It seems as though the same aggressive, combative instincts which made Clemens such an effective pitcher, are applied to everything in his life.
He decided to risk perjury charges rather than drop his denial of having used steroids. Why? It was as though he was daring anyone to try and come after him and relying on the fact that he was THE ROCKET and too big and important for anyone to bring down.
And once more, with the revelation of his affair, his first instinct was to combat, to lie, to counter punch, to deny. That he knew it was actually true and could easily be confirmed if McReady decided to do so.....didn't seem to enter into his thinking.

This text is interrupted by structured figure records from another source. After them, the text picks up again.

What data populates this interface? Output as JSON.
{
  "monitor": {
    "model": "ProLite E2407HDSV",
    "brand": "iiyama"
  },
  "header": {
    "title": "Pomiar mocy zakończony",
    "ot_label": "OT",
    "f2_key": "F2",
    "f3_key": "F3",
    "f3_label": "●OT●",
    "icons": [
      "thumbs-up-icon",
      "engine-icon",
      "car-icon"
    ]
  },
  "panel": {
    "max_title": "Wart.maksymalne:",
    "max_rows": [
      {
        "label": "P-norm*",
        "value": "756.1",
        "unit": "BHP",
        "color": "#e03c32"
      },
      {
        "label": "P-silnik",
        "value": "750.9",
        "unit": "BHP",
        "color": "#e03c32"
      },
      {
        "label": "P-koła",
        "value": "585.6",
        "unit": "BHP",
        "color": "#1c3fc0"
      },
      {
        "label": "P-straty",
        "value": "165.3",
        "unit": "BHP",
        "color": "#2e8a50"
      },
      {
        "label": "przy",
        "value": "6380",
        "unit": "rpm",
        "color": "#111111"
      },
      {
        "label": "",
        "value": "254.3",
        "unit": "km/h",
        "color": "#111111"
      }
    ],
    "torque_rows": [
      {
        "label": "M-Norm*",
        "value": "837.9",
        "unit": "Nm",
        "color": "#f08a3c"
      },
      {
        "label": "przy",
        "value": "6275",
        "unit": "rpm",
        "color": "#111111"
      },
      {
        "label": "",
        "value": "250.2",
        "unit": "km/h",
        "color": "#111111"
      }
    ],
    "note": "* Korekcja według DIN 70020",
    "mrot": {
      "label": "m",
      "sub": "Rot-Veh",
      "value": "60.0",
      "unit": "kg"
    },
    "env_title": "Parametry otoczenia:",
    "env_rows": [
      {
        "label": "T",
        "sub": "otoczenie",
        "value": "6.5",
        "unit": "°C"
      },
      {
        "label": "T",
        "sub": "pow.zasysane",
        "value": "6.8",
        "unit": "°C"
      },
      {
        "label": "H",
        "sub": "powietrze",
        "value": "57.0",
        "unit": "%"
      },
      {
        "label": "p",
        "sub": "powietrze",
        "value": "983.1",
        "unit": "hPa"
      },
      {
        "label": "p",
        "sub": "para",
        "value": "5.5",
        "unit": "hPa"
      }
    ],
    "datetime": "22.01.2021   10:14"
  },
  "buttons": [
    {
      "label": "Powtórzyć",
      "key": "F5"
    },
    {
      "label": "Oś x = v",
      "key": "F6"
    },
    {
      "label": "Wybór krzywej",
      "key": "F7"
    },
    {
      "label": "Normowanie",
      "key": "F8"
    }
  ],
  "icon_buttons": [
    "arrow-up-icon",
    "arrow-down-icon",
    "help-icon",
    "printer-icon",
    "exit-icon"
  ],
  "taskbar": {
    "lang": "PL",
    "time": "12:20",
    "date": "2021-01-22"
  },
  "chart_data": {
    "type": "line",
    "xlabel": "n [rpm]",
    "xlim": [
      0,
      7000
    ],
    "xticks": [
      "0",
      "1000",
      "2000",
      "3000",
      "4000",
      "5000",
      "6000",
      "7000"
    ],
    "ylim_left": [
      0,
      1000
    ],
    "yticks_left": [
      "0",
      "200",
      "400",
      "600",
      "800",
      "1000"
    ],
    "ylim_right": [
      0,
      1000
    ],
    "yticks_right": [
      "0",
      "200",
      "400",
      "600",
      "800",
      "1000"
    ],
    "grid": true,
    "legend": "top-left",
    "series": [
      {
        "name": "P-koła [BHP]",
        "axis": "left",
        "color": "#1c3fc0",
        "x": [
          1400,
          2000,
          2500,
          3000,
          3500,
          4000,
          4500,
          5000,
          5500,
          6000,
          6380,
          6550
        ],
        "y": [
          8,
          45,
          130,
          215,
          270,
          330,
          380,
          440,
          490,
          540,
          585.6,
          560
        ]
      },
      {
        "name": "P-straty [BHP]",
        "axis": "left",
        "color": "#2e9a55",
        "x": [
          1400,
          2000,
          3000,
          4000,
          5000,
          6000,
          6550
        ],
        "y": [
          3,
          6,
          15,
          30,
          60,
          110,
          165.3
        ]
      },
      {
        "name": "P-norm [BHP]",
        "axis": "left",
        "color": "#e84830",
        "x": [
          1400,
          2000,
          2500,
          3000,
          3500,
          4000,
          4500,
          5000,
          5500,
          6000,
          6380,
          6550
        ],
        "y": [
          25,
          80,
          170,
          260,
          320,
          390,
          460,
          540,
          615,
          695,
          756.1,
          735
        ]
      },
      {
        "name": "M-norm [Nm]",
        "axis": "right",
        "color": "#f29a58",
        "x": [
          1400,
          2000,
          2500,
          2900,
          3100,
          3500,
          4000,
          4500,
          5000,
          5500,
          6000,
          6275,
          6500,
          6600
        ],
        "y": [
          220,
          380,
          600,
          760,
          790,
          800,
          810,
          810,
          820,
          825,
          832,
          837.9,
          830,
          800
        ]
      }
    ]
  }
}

We saw an earlier manifestation of this personality trait back with the famous bat throwing incident with Mike Piazza. Clemens went through a couple of contradictory statements about what was going on, none of which made any sense. First he said he thought he was fielding the ball. Then he changed that to the idea that he was trying to toss the broken bat piece to a batboy, which of course if true, makes the thought it was the ball story a lie. He never did settle on one version. I always thought it looked like he thought the broken bat piece coming at him was Piazza throwing his bat at Clemens, and he acted angrily and retaliated without realizing what had actually happened. That would seem forgivable if it is what took place, but Clemens had already gone with his first instincts...lie about it.
This guy has Nixon level credibility at the moment.